Ukraine is considering using its newly-tested wartime Black Sea export corridor for grain shipments after other cargo ships follow the first successful evacuation of a vessel on the route last week, a senior agricultural official said on Monday.
Russia has blockaded Ukrainian ports since it invaded its neighbor in Feb. 2022 and threatened to treat all vessels as potential military targets after pulling out of a U.N.-backed safe passage deal last month.
In response, Ukraine announced a “humanitarian corridor” hugging the sea’s western coastline near Romania and Bulgaria. A Hong Kong-flagged container ship stuck in Odesa port since the invasion travelled the route last week without being fired upon.
“Only one commercial vessel has passed through so far, it has shown readiness to move by alternative routes,” Denys Marchuk, deputy head of the Agrarian Council, Ukraine’s largest agribusiness organization, told national television.
“Further, there should be a movement of potentially 7-8 more ships… then perhaps in the future these alternative routes will become a corridor for the movement of ships that are travelling with cargoes of grain and oilseeds,” he said.

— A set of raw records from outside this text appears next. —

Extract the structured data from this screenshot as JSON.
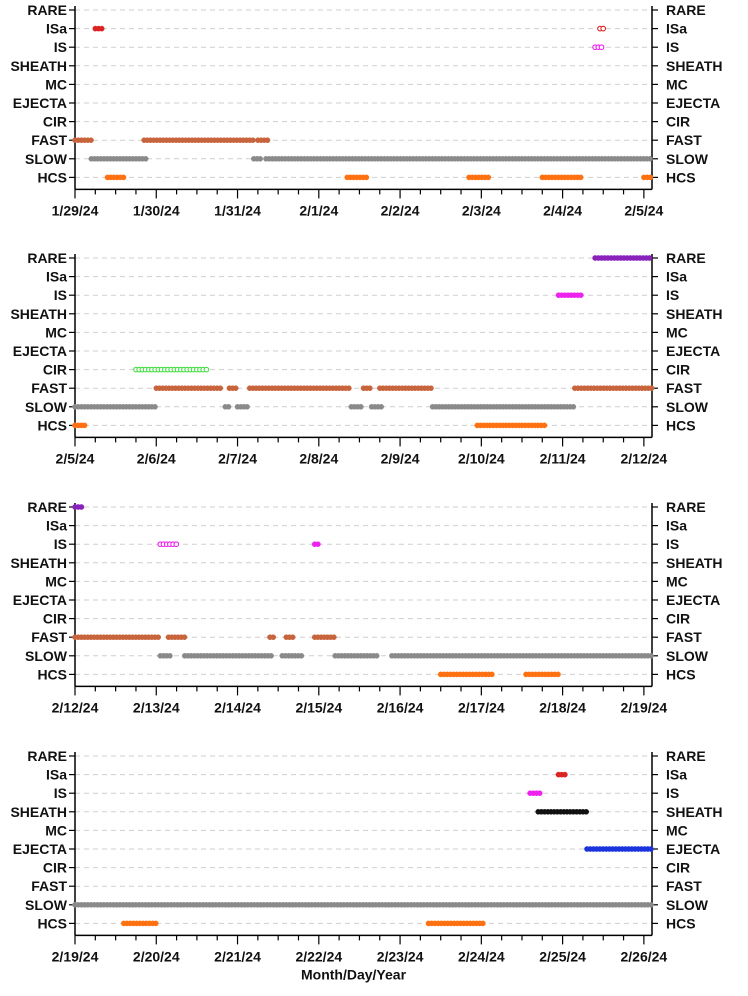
{
  "chart_data": [
    {
      "type": "scatter",
      "x_unit": "days",
      "categories": [
        "RARE",
        "ISa",
        "IS",
        "SHEATH",
        "MC",
        "EJECTA",
        "CIR",
        "FAST",
        "SLOW",
        "HCS"
      ],
      "tick_labels": [
        "1/29/24",
        "1/30/24",
        "1/31/24",
        "2/1/24",
        "2/2/24",
        "2/3/24",
        "2/4/24",
        "2/5/24"
      ],
      "xlim": [
        "1/29/24",
        "2/5/24"
      ],
      "grid": true,
      "series": [
        {
          "category": "ISa",
          "color": "#dd2222",
          "marker": "filled",
          "segments": [
            [
              0.25,
              0.35
            ]
          ]
        },
        {
          "category": "ISa",
          "color": "#dd2222",
          "marker": "open",
          "segments": [
            [
              6.46,
              6.52
            ]
          ]
        },
        {
          "category": "IS",
          "color": "#ee22ee",
          "marker": "open",
          "segments": [
            [
              6.4,
              6.5
            ]
          ]
        },
        {
          "category": "FAST",
          "color": "#c8643c",
          "marker": "filled",
          "segments": [
            [
              0.0,
              0.2
            ],
            [
              0.85,
              2.2
            ],
            [
              2.25,
              2.4
            ]
          ]
        },
        {
          "category": "SLOW",
          "color": "#8a8a8a",
          "marker": "filled",
          "segments": [
            [
              0.2,
              0.9
            ],
            [
              2.2,
              2.3
            ],
            [
              2.35,
              7.1
            ]
          ]
        },
        {
          "category": "HCS",
          "color": "#ff7010",
          "marker": "filled",
          "segments": [
            [
              0.4,
              0.6
            ],
            [
              3.35,
              3.6
            ],
            [
              4.85,
              5.1
            ],
            [
              5.75,
              6.25
            ],
            [
              7.0,
              7.3
            ]
          ]
        }
      ]
    },
    {
      "type": "scatter",
      "x_unit": "days",
      "categories": [
        "RARE",
        "ISa",
        "IS",
        "SHEATH",
        "MC",
        "EJECTA",
        "CIR",
        "FAST",
        "SLOW",
        "HCS"
      ],
      "tick_labels": [
        "2/5/24",
        "2/6/24",
        "2/7/24",
        "2/8/24",
        "2/9/24",
        "2/10/24",
        "2/11/24",
        "2/12/24"
      ],
      "xlim": [
        "2/5/24",
        "2/12/24"
      ],
      "grid": true,
      "series": [
        {
          "category": "RARE",
          "color": "#8822bb",
          "marker": "filled",
          "segments": [
            [
              6.4,
              7.1
            ]
          ]
        },
        {
          "category": "IS",
          "color": "#ee22ee",
          "marker": "filled",
          "segments": [
            [
              5.95,
              6.25
            ]
          ]
        },
        {
          "category": "CIR",
          "color": "#44dd44",
          "marker": "open",
          "segments": [
            [
              0.75,
              1.65
            ]
          ]
        },
        {
          "category": "FAST",
          "color": "#c8643c",
          "marker": "filled",
          "segments": [
            [
              1.0,
              1.8
            ],
            [
              1.9,
              2.0
            ],
            [
              2.15,
              3.4
            ],
            [
              3.55,
              3.65
            ],
            [
              3.75,
              4.4
            ],
            [
              6.15,
              7.1
            ]
          ]
        },
        {
          "category": "SLOW",
          "color": "#8a8a8a",
          "marker": "filled",
          "segments": [
            [
              0.0,
              1.0
            ],
            [
              1.85,
              1.9
            ],
            [
              2.0,
              2.15
            ],
            [
              3.4,
              3.55
            ],
            [
              3.65,
              3.8
            ],
            [
              4.4,
              6.15
            ]
          ]
        },
        {
          "category": "HCS",
          "color": "#ff7010",
          "marker": "filled",
          "segments": [
            [
              0.0,
              0.15
            ],
            [
              4.95,
              5.8
            ]
          ]
        }
      ]
    },
    {
      "type": "scatter",
      "x_unit": "days",
      "categories": [
        "RARE",
        "ISa",
        "IS",
        "SHEATH",
        "MC",
        "EJECTA",
        "CIR",
        "FAST",
        "SLOW",
        "HCS"
      ],
      "tick_labels": [
        "2/12/24",
        "2/13/24",
        "2/14/24",
        "2/15/24",
        "2/16/24",
        "2/17/24",
        "2/18/24",
        "2/19/24"
      ],
      "xlim": [
        "2/12/24",
        "2/19/24"
      ],
      "grid": true,
      "series": [
        {
          "category": "RARE",
          "color": "#8822bb",
          "marker": "filled",
          "segments": [
            [
              0.0,
              0.1
            ]
          ]
        },
        {
          "category": "IS",
          "color": "#ee22ee",
          "marker": "open",
          "segments": [
            [
              1.05,
              1.25
            ]
          ]
        },
        {
          "category": "IS",
          "color": "#ee22ee",
          "marker": "filled",
          "segments": [
            [
              2.95,
              3.02
            ]
          ]
        },
        {
          "category": "FAST",
          "color": "#c8643c",
          "marker": "filled",
          "segments": [
            [
              0.0,
              1.05
            ],
            [
              1.15,
              1.35
            ],
            [
              2.4,
              2.45
            ],
            [
              2.6,
              2.7
            ],
            [
              2.95,
              3.2
            ]
          ]
        },
        {
          "category": "SLOW",
          "color": "#8a8a8a",
          "marker": "filled",
          "segments": [
            [
              1.05,
              1.2
            ],
            [
              1.35,
              2.45
            ],
            [
              2.55,
              2.8
            ],
            [
              3.2,
              3.75
            ],
            [
              3.9,
              7.1
            ]
          ]
        },
        {
          "category": "HCS",
          "color": "#ff7010",
          "marker": "filled",
          "segments": [
            [
              4.5,
              5.15
            ],
            [
              5.55,
              5.95
            ]
          ]
        }
      ]
    },
    {
      "type": "scatter",
      "x_unit": "days",
      "categories": [
        "RARE",
        "ISa",
        "IS",
        "SHEATH",
        "MC",
        "EJECTA",
        "CIR",
        "FAST",
        "SLOW",
        "HCS"
      ],
      "tick_labels": [
        "2/19/24",
        "2/20/24",
        "2/21/24",
        "2/22/24",
        "2/23/24",
        "2/24/24",
        "2/25/24",
        "2/26/24"
      ],
      "xlim": [
        "2/19/24",
        "2/26/24"
      ],
      "xlabel": "Month/Day/Year",
      "grid": true,
      "series": [
        {
          "category": "ISa",
          "color": "#dd2222",
          "marker": "filled",
          "segments": [
            [
              5.95,
              6.05
            ]
          ]
        },
        {
          "category": "IS",
          "color": "#ee22ee",
          "marker": "filled",
          "segments": [
            [
              5.6,
              5.75
            ]
          ]
        },
        {
          "category": "SHEATH",
          "color": "#111111",
          "marker": "filled",
          "segments": [
            [
              5.7,
              6.3
            ]
          ]
        },
        {
          "category": "EJECTA",
          "color": "#1a33dd",
          "marker": "filled",
          "segments": [
            [
              6.3,
              7.1
            ]
          ]
        },
        {
          "category": "SLOW",
          "color": "#8a8a8a",
          "marker": "filled",
          "segments": [
            [
              0.0,
              7.1
            ]
          ]
        },
        {
          "category": "HCS",
          "color": "#ff7010",
          "marker": "filled",
          "segments": [
            [
              0.6,
              1.0
            ],
            [
              4.35,
              5.05
            ]
          ]
        }
      ]
    }
  ]
}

The Financial Times said Kyiv was finalizing a scheme with global insurers to cover grain ships travelling to and from its Black Sea ports, citing Ukraine’s Deputy Economy Minister Oleksandr Gryban.
Ukraine is a global major grain grower and exporter and normally ships millions of metric tons of food from its deep-water Black Sea ports of Odesa and Mykolaiv, but has had to rely on its Danube river ports after Russia pulled out of the deal.
To attract ship owners to Ukrainian ports which have come under fire from Russian forces, Marchuk said Ukraine had already allocated 20 billion hryvnias ($547 million) for ship insurance.